Corriere dello Spori informuje o zainteresowaniu ze strony Romy, Mateo Kovacicem.
Chorwacki pomocnik przeniósł się w 2015 roku z Interu Mediolan do Realu na zasadzie transferu definitywnego. Śmiało można powiedzieć o nim, że jest transferowym niewypałem Królewskich. W bieżącym sezonie LaLiga wystąpił w zaledwie czternastu spotkaniach, sześć razy wystąpił od pierwszej minuty, a ośmiokrotnie wchodził z ławki rezerwowych. Jest duże prawdopodobieństwo, że latem zdecyduje się na zmianę barw z jednego, prostego powodu – chce on grać zdecydowanie więcej, niż teraz. Nie może narzekać na brak zainteresowania ze strony innych drużyn, a według Corriere dello Sport, pierwsze kroku ku przeprowadzeniu transakcji poczyniła Roma.
Prezydent Rzymian, James Palotta odbył już pierwsze rozmowy z Florentino Perezem w sprawie transferu. Jak informuje włoski dziennik, piłkarz jest świadomy zainteresowania ze strony drużyny ze Stadio Olimpico.
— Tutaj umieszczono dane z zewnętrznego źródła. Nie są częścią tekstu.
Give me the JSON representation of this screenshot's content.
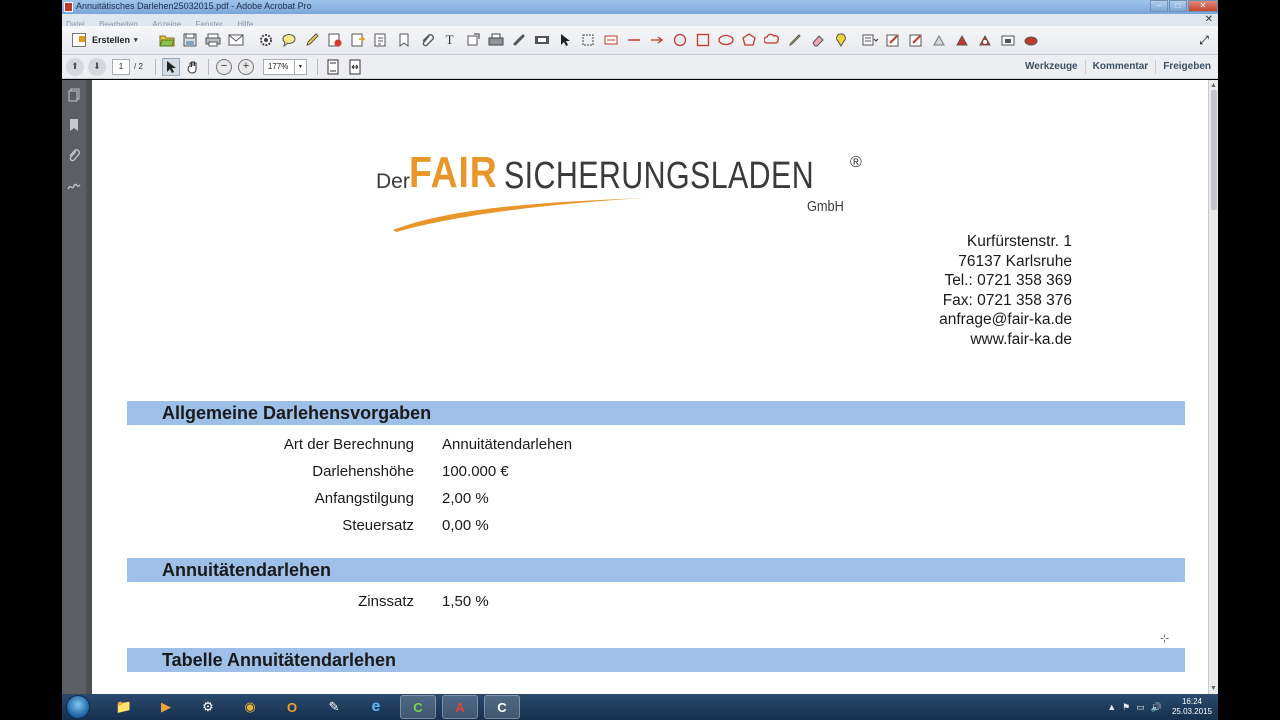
{
  "window": {
    "title": "Annuitätisches Darlehen25032015.pdf - Adobe Acrobat Pro",
    "controls": {
      "minimize": "–",
      "maximize": "□",
      "close": "✕"
    }
  },
  "menu": [
    "Datei",
    "Bearbeiten",
    "Anzeige",
    "Fenster",
    "Hilfe"
  ],
  "menu_close": "✕",
  "toolbar": {
    "create_label": "Erstellen",
    "create_caret": "▾",
    "icons": [
      "open-icon",
      "save-icon",
      "print-icon",
      "email-icon",
      "settings-icon",
      "comment-icon",
      "highlight-icon",
      "stamp-icon",
      "attach-file-icon",
      "add-text-icon",
      "paperclip-icon",
      "text-field-icon",
      "crop-icon",
      "printer-icon",
      "link-icon",
      "video-icon",
      "select-icon",
      "area-icon",
      "edit-text-icon",
      "line-icon",
      "arrow-icon",
      "circle-icon",
      "rectangle-icon",
      "oval-icon",
      "polygon-icon",
      "cloud-icon",
      "pencil-icon",
      "eraser-icon",
      "pin-icon",
      "annotations-icon",
      "sign-icon",
      "redact-icon",
      "sign2-icon",
      "redact2-icon",
      "erase-redact-icon",
      "shred-icon"
    ],
    "expand_icon": "⤢"
  },
  "navbar": {
    "prev_icon": "⬆",
    "next_icon": "⬇",
    "current_page": "1",
    "total_pages": "/ 2",
    "zoom": "177%",
    "zoom_caret": "▾",
    "zoom_out": "−",
    "zoom_in": "+",
    "panels": [
      "Werkzeuge",
      "Kommentar",
      "Freigeben"
    ]
  },
  "nav_pane_icons": [
    "pages-icon",
    "bookmark-icon",
    "attachment-icon",
    "signature-icon"
  ],
  "document": {
    "logo": {
      "der": "Der",
      "fair": "FAIR",
      "rest": "SICHERUNGSLADEN",
      "reg": "®",
      "gmbh": "GmbH"
    },
    "address": [
      "Kurfürstenstr. 1",
      "76137 Karlsruhe",
      "Tel.: 0721 358 369",
      "Fax: 0721 358 376",
      "anfrage@fair-ka.de",
      "www.fair-ka.de"
    ],
    "section1": {
      "title": "Allgemeine Darlehensvorgaben",
      "rows": [
        {
          "label": "Art der Berechnung",
          "value": "Annuitätendarlehen"
        },
        {
          "label": "Darlehenshöhe",
          "value": "100.000 €"
        },
        {
          "label": "Anfangstilgung",
          "value": "2,00 %"
        },
        {
          "label": "Steuersatz",
          "value": "0,00 %"
        }
      ]
    },
    "section2": {
      "title": "Annuitätendarlehen",
      "rows": [
        {
          "label": "Zinssatz",
          "value": "1,50 %"
        }
      ]
    },
    "section3": {
      "title": "Tabelle Annuitätendarlehen"
    },
    "colors": {
      "section_bar": "#9dbfe8",
      "logo_orange": "#e8962a"
    }
  },
  "taskbar": {
    "apps": [
      {
        "name": "file-explorer-icon",
        "glyph": "📁"
      },
      {
        "name": "media-player-icon",
        "glyph": "▶"
      },
      {
        "name": "control-panel-icon",
        "glyph": "⚙"
      },
      {
        "name": "chrome-icon",
        "glyph": "◉"
      },
      {
        "name": "outlook-icon",
        "glyph": "O"
      },
      {
        "name": "tool-icon",
        "glyph": "✎"
      },
      {
        "name": "internet-explorer-icon",
        "glyph": "e"
      },
      {
        "name": "camtasia-icon",
        "glyph": "C"
      },
      {
        "name": "acrobat-icon",
        "glyph": "A"
      },
      {
        "name": "camtasia-recorder-icon",
        "glyph": "C"
      }
    ],
    "tray_icons": [
      "▲",
      "⚑",
      "▭",
      "🔊"
    ],
    "time": "16:24",
    "date": "25.03.2015"
  }
}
Mówi się, że ogromnym fanem talentu reprezentanta Chorwacji jest Monchi, czyli dyrektor sportowy Romy. Real jest skłonny sprzedać swojego pomocnika, ale pod warunkiem, że w przeciwną stronę powędruje Alisson Becker. Bramkarz ekipy ze stolicy Włoch radzi sobie świetnie w bieżących rozgrywkach. Roma jest świadoma tego, że może wynegocjować ogromną kwotę z tytułu transferu Brazylijczyka i nie chce, by w tę transakcję był wmieszany Kovacic.